Collisional excitation of water by hydrogen atoms

TL;DR

This paper presents quantum dynamical calculations of water's rotational excitation due to collisions with hydrogen atoms, providing new rate coefficients across a wide temperature range using a high-accuracy potential energy surface.

Contribution

First quantum dynamical calculations of H$_2$O excitation by H atoms using a high-accuracy potential energy surface and close-coupling formalism, covering extensive energy levels and temperatures.

Findings

New collisional rate coefficients for H$_2$O / H collisions

No simple relation between H$_2$O / H and other collisional systems

Specific calculations are necessary for different collisional partners

Abstract

We present quantum dynamical calculations that describe the rotational excitation of H$_2$O due to collisions with H atoms.
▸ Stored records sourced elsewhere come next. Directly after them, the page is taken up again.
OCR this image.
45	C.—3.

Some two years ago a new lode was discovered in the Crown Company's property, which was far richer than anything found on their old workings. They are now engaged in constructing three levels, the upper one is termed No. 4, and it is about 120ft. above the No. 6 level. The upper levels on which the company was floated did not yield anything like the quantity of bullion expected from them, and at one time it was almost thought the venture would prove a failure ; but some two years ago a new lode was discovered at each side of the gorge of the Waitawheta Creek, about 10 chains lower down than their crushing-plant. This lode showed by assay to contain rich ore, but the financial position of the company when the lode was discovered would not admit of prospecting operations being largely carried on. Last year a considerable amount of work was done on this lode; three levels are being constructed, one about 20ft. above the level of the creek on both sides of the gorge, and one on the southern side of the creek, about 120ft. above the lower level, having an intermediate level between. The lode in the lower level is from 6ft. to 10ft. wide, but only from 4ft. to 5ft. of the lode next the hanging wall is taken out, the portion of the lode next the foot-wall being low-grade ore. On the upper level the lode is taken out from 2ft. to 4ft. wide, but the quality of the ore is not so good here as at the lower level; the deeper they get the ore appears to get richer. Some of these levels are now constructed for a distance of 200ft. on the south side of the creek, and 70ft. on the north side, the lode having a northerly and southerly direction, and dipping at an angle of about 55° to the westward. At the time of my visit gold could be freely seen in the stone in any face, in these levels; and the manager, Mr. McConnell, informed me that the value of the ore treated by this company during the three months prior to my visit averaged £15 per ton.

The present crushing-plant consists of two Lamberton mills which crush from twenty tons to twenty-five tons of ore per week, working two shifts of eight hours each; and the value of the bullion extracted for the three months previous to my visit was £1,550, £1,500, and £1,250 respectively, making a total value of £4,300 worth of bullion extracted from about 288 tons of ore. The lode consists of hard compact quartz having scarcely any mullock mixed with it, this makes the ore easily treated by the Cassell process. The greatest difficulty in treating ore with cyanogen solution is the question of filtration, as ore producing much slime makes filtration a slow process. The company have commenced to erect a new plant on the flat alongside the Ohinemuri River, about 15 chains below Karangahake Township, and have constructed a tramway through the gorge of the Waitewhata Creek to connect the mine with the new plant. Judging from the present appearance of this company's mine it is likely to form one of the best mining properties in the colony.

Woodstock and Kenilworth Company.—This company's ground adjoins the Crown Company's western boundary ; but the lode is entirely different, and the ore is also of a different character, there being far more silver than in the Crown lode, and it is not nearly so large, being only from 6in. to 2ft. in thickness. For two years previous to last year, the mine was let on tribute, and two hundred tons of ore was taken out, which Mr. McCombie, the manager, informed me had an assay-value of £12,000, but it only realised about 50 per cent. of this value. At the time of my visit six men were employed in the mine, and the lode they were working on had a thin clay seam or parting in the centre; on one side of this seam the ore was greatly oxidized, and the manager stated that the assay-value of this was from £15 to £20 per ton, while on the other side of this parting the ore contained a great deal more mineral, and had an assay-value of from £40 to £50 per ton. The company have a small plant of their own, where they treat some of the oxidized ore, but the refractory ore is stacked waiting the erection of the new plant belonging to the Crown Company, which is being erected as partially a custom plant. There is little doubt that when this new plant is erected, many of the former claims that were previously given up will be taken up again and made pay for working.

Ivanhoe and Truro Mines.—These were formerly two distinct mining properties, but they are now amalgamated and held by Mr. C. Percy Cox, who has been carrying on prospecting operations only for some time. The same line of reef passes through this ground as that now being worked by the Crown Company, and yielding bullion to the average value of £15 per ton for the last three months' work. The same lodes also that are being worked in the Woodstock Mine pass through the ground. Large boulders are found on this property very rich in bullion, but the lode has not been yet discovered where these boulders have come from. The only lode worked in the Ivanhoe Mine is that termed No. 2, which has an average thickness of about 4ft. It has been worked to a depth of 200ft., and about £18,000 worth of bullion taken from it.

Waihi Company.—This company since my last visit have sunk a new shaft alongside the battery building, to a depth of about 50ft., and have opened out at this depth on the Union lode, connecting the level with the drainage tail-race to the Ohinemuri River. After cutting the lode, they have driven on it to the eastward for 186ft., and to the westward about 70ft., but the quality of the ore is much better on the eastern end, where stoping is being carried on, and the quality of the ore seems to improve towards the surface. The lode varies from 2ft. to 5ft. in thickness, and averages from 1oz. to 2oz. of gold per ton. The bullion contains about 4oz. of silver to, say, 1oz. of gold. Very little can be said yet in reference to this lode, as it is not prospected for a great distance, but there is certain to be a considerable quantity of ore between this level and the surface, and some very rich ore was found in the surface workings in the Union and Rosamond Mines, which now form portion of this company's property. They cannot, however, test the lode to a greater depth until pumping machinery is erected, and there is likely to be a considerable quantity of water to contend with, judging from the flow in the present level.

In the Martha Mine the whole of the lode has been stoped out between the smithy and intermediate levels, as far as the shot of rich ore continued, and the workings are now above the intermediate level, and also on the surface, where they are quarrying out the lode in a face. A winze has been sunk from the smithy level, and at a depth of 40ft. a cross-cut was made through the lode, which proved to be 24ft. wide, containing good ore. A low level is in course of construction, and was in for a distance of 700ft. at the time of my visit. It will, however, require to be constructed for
We used a recent, high accuracy potential energy surface, and solved the collisional dynamics with the close-coupling formalism, for total energies up to 12 000 cm$^{-1}$. From these calculations, we obtained collisional rate coefficients for the first 45 energy levels of both ortho- and para-H$_2$O and for temperatures in the range T = 5-1500 K. These rate coefficients are subsequently compared to the values previously published for the H$_2$O / He and H$_2$O / H$_2$ collisional systems. It is shown that no simple relation exists between the three systems and that specific calculations are thus mandatory.